Technology | Angiography | June 04, 2019

Medis QAngio XA 3D Receives FDA 510k Clearance

QFR technology allows non-invasive functional assessment of coronary flow based on standard X-ray angiographic images

Medis QAngio XA 3D Receives FDA 510k Clearance

June 4, 2019 — Medis Medical Imaging Systems B.V. has received clearance from the U.S. Food and Drug Administration for its QAangio XA 3D technology (QFR). The technology offers a non-invasive imaging technique for the assessment of the functional significance of coronary lesions without the need for a pressure wire, nor adenosine.

Coronary artery disease (CAD) develops when the coronary arteries narrow, reducing blood flow to the heart, resulting in angina (chest pain), myocardial infarction (heart attack) or death. When diagnosing suspected CAD, there is no room for doubt.
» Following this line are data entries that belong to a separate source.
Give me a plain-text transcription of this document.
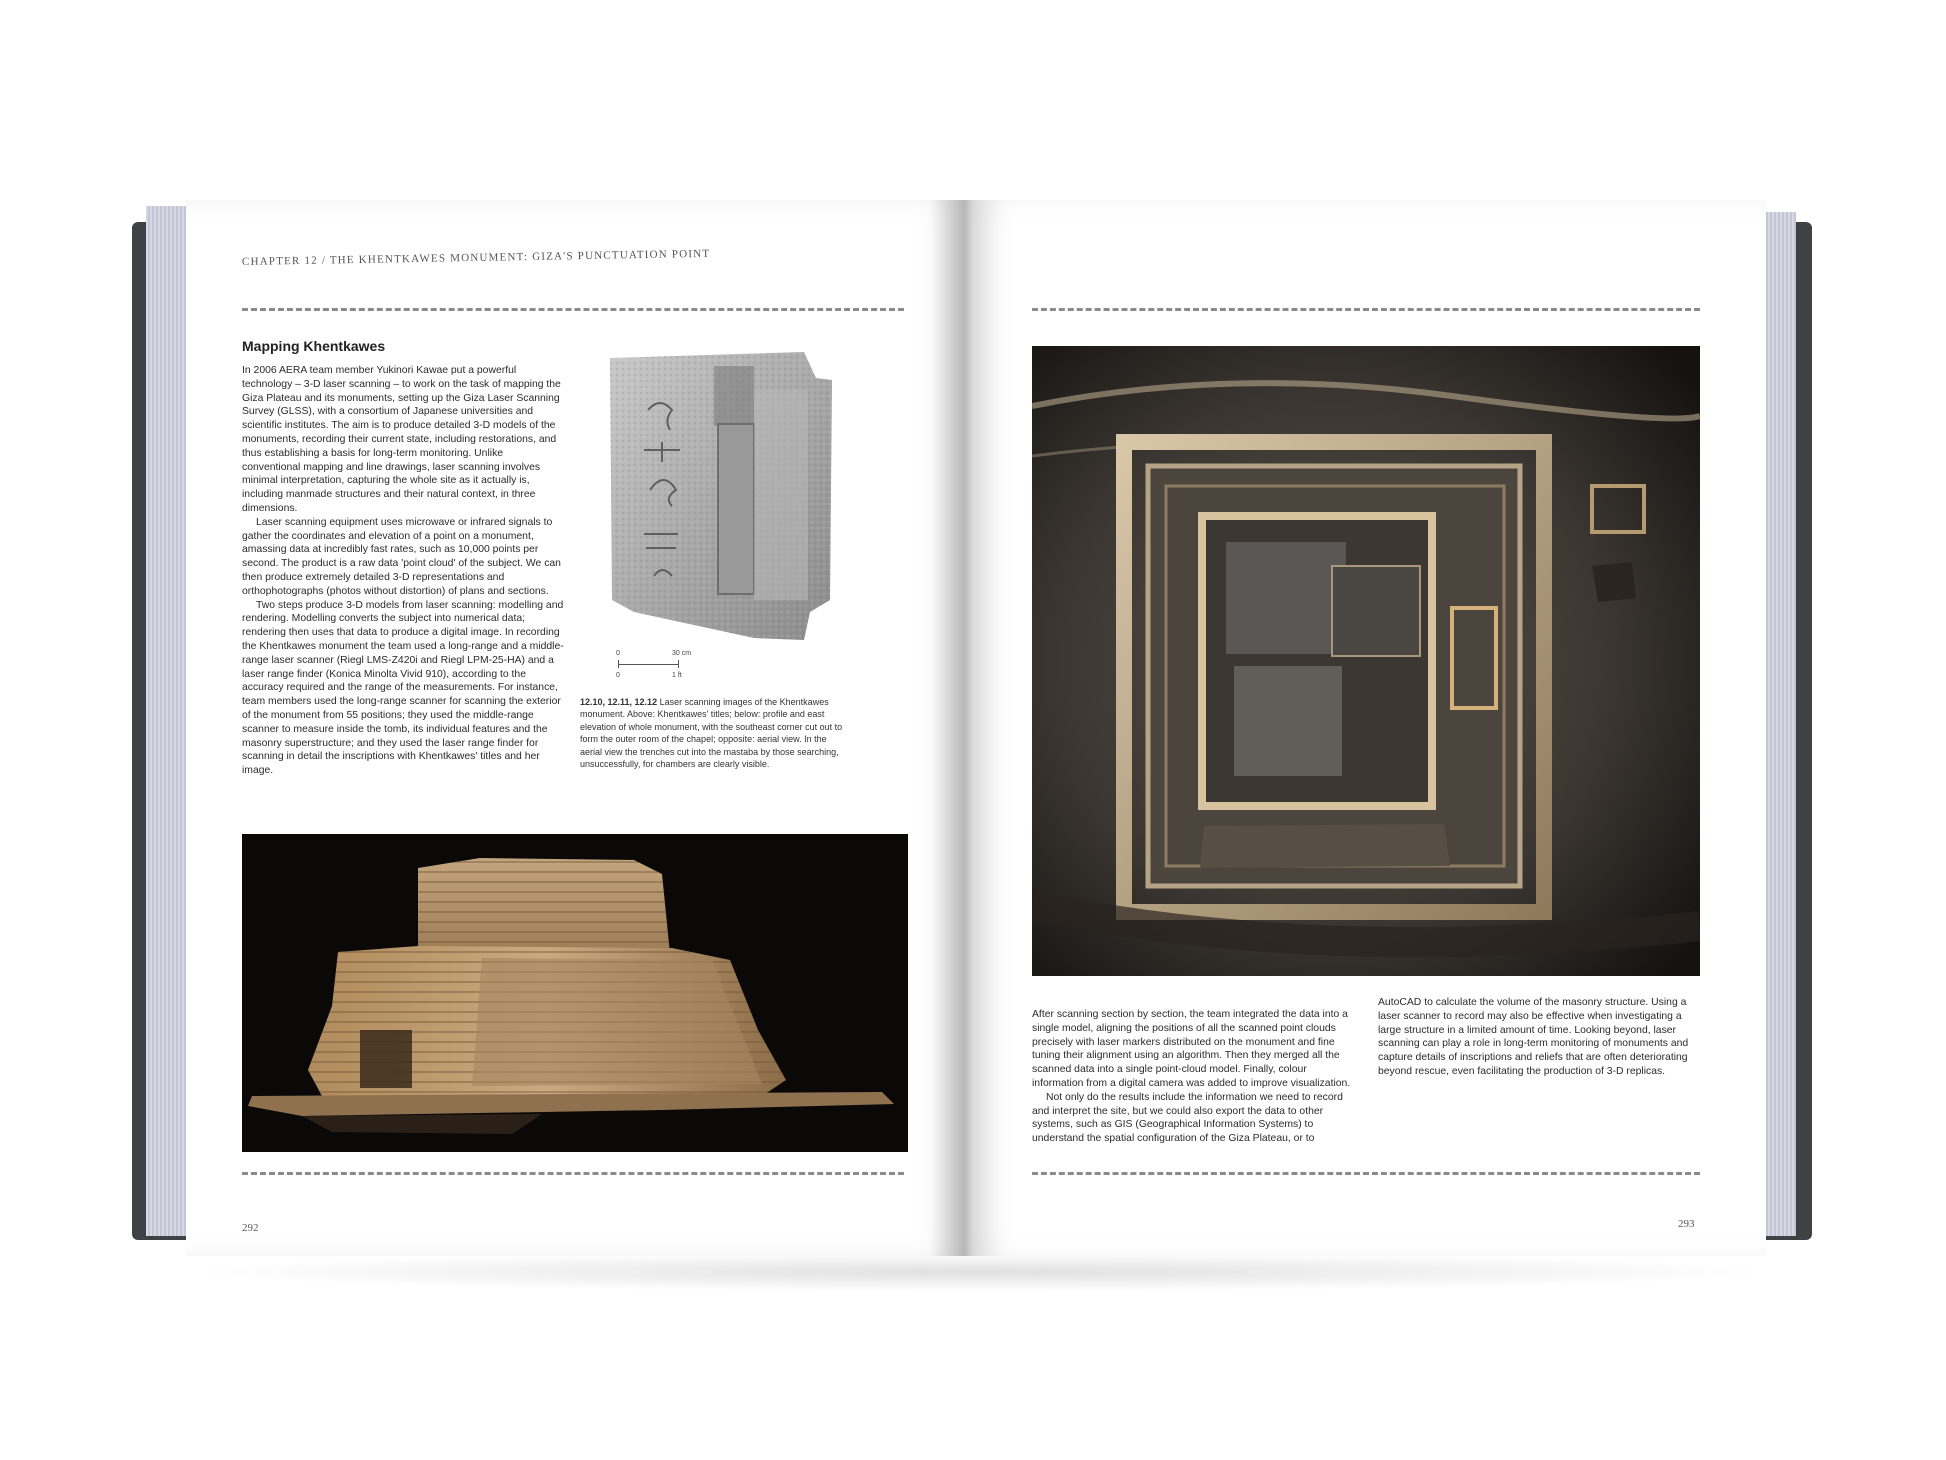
CHAPTER 12 / THE KHENTKAWES MONUMENT: GIZA'S PUNCTUATION POINT
Mapping Khentkawes

In 2006 AERA team member Yukinori Kawae put a powerful technology – 3-D laser scanning – to work on the task of mapping the Giza Plateau and its monuments, setting up the Giza Laser Scanning Survey (GLSS), with a consortium of Japanese universities and scientific institutes. The aim is to produce detailed 3-D models of the monuments, recording their current state, including restorations, and thus establishing a basis for long-term monitoring. Unlike conventional mapping and line drawings, laser scanning involves minimal interpretation, capturing the whole site as it actually is, including manmade structures and their natural context, in three dimensions.

Laser scanning equipment uses microwave or infrared signals to gather the coordinates and elevation of a point on a monument, amassing data at incredibly fast rates, such as 10,000 points per second. The product is a raw data 'point cloud' of the subject. We can then produce extremely detailed 3-D representations and orthophotographs (photos without distortion) of plans and sections.

Two steps produce 3-D models from laser scanning: modelling and rendering. Modelling converts the subject into numerical data; rendering then uses that data to produce a digital image. In recording the Khentkawes monument the team used a long-range and a middle-range laser scanner (Riegl LMS-Z420i and Riegl LPM-25-HA) and a laser range finder (Konica Minolta Vivid 910), according to the accuracy required and the range of the measurements. For instance, team members used the long-range scanner for scanning the exterior of the monument from 55 positions; they used the middle-range scanner to measure inside the tomb, its individual features and the masonry superstructure; and they used the laser range finder for scanning in detail the inscriptions with Khentkawes' titles and her image.

0	30 cm
0	1 ft
12.10, 12.11, 12.12 Laser scanning images of the Khentkawes monument. Above: Khentkawes' titles; below: profile and east elevation of whole monument, with the southeast corner cut out to form the outer room of the chapel; opposite: aerial view. In the aerial view the trenches cut into the mastaba by those searching, unsuccessfully, for chambers are clearly visible.
292

After scanning section by section, the team integrated the data into a single model, aligning the positions of all the scanned point clouds precisely with laser markers distributed on the monument and fine tuning their alignment using an algorithm. Then they merged all the scanned data into a single point-cloud model. Finally, colour information from a digital camera was added to improve visualization.

Not only do the results include the information we need to record and interpret the site, but we could also export the data to other systems, such as GIS (Geographical Information Systems) to understand the spatial configuration of the Giza Plateau, or to

AutoCAD to calculate the volume of the masonry structure. Using a laser scanner to record may also be effective when investigating a large structure in a limited amount of time. Looking beyond, laser scanning can play a role in long-term monitoring of monuments and capture details of inscriptions and reliefs that are often deteriorating beyond rescue, even facilitating the production of 3-D replicas.

293
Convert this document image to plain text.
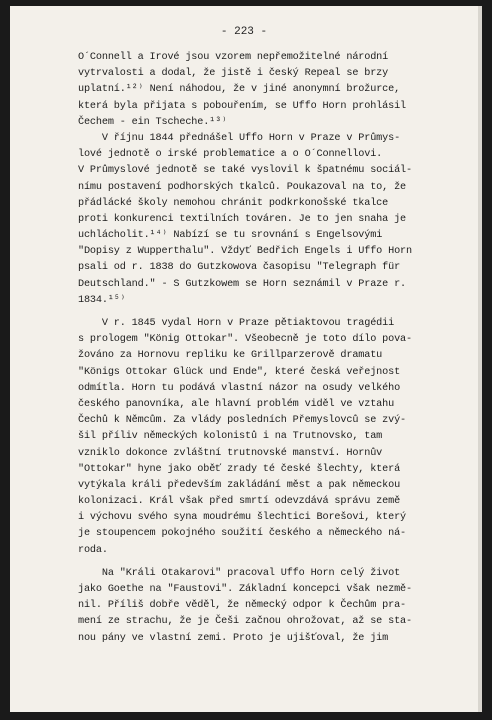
- 223 -
O´Connell a Irové jsou vzorem nepřemožitelné národní
vytrvalosti a dodal, že jistě i český Repeal se brzy
uplatní.¹²⁾ Není náhodou, že v jiné anonymní brožurce,
která byla přijata s pobouřením, se Uffo Horn prohlásil
Čechem - ein Tscheche.¹³⁾
V říjnu 1844 přednášel Uffo Horn v Praze v Průmys-
lové jednotě o irské problematice a o O´Connellovi.
V Průmyslové jednotě se také vyslovil k špatnému sociál-
nímu postavení podhorských tkalců. Poukazoval na to, že
přádlácké školy nemohou chránit podkrkonošské tkalce
proti konkurenci textilních továren. Je to jen snaha je
uchlácholit.¹⁴⁾ Nabízí se tu srovnání s Engelsovými
"Dopisy z Wupperthalu". Vždyť Bedřich Engels i Uffo Horn
psali od r. 1838 do Gutzkowova časopisu "Telegraph für
Deutschland." - S Gutzkowem se Horn seznámil v Praze r.
1834.¹⁵⁾
V r. 1845 vydal Horn v Praze pětiaktovou tragédii
s prologem "König Ottokar". Všeobecně je toto dílo pova-
žováno za Hornovu repliku ke Grillparzerově dramatu
"Königs Ottokar Glück und Ende", které česká veřejnost
odmítla. Horn tu podává vlastní názor na osudy velkého
českého panovníka, ale hlavní problém viděl ve vztahu
Čechů k Němcům. Za vlády posledních Přemyslovců se zvý-
šil příliv německých kolonistů i na Trutnovsko, tam
vzniklo dokonce zvláštní trutnovské manství. Hornův
"Ottokar" hyne jako oběť zrady té české šlechty, která
vytýkala králi především zakládání měst a pak německou
kolonizaci. Král však před smrtí odevzdává správu země
i výchovu svého syna moudrému šlechtici Borešovi, který
je stoupencem pokojného soužití českého a německého ná-
roda.
Na "Králi Otakarovi" pracoval Uffo Horn celý život
jako Goethe na "Faustovi". Základní koncepci však nezmě-
nil. Příliš dobře věděl, že německý odpor k Čechům pra-
mení ze strachu, že je Češi začnou ohrožovat, až se sta-
nou pány ve vlastní zemi. Proto je ujišťoval, že jim
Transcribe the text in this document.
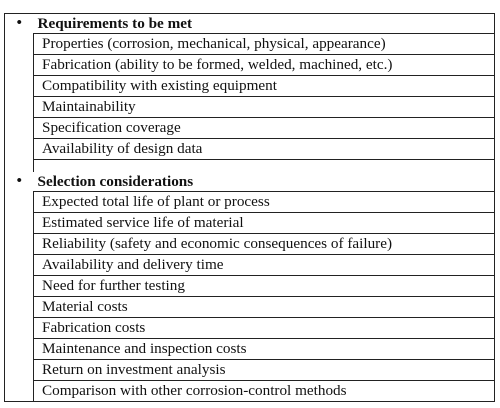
•	Requirements to be met
	Properties (corrosion, mechanical, physical, appearance)
	Fabrication (ability to be formed, welded, machined, etc.)
	Compatibility with existing equipment
	Maintainability
	Specification coverage
	Availability of design data

•	Selection considerations
	Expected total life of plant or process
	Estimated service life of material
	Reliability (safety and economic consequences of failure)
	Availability and delivery time
	Need for further testing
	Material costs
	Fabrication costs
	Maintenance and inspection costs
	Return on investment analysis
	Comparison with other corrosion-control methods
“Image-based QFR can quickly and efficiently help clinicians non-invasively determine whether or not they need to perform angioplasty or stenting in 5 minutes or less,” said Prof. Hans Reiber, PhD., CSO at Medis. “This is significantly quicker than traditional wire-based FFR procedures that can take 10-15 minutes, are invasive and require the use of a hyperemic drug, making the procedure very demanding on a patient.”

QFR is based on standard X-ray angiographic images and direct coronary flow estimation, and allows for fast in-procedure results. This software solution is designed to be X-ray vendor-independent, and to be used on both biplane and monoplane X-ray angiographic imaging systems. Image selection is facilitated through an angiographic acquisition guide and the total analysis time is typically 4-5 minutes including image frame selection.

By using QAngio XA 3D, clinicians can significantly reduce stent overuse and associated risks, better determine the correct stent length and landing zones, and help establish optimal viewing angles for stent positioning. The results are better for the patient and the clinician, according to the company.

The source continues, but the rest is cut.